A second attempt to limit press access at the Pentagon was struck down in early April 2026, with Friedman calling the new restrictions "rather transparent attempts to negate the impact of this court’s order." On behalf of the Department of Defense in , Valdez submitted two Supplemental Declarations to the court, countering arguments submitted by New York Times journalist and plaintiff Julian Barnes. In his affidavits, Valdez described how he enforced the department’s press policies.

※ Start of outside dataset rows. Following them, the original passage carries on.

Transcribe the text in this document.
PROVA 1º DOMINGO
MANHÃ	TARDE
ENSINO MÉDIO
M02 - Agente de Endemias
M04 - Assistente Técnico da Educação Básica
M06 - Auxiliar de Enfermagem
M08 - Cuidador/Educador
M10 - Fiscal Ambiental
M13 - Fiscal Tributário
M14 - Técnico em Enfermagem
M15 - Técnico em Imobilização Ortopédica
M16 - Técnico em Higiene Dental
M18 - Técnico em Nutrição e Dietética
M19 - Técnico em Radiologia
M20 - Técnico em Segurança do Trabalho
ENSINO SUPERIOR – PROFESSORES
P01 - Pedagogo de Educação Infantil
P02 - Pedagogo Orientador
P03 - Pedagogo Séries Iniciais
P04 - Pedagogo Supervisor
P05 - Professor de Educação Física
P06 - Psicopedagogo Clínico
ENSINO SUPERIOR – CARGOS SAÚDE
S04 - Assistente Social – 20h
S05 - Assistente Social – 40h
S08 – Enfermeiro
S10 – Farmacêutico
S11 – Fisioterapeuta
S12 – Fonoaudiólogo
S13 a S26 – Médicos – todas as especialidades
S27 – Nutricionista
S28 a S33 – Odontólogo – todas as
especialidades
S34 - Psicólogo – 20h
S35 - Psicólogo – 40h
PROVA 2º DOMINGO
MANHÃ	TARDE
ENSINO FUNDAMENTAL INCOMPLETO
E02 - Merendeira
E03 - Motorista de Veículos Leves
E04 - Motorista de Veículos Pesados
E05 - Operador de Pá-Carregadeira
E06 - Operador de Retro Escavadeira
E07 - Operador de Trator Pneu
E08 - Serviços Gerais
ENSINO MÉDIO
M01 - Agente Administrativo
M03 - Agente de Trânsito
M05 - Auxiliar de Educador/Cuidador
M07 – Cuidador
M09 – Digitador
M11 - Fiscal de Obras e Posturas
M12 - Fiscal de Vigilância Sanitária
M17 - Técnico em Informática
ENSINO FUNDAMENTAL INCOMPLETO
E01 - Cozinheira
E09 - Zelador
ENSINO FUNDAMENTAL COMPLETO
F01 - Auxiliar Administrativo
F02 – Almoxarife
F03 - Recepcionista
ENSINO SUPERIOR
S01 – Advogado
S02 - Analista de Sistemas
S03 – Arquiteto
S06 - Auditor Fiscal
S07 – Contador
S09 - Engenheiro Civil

===Acting Department of Defense Press Secretary (May 2026–August 2026)===
In May 2026, Valdez was appointed acting Pentagon press secretary. During the 2026 Iran war, amidst reports that Iran had quickly restored access to most of its missile sites, Valdez described The New York Times and other outlets as "public relations agents for the Iranian regime" who were attempting to "paint Operation Epic Fury as anything other than a historic accomplishment". On August 24, 2026, Valdez returned to his position as deputy Pentagon press secretary when Kingsley Wilson returned from maternity leave. He served as the acting press secretary for four months.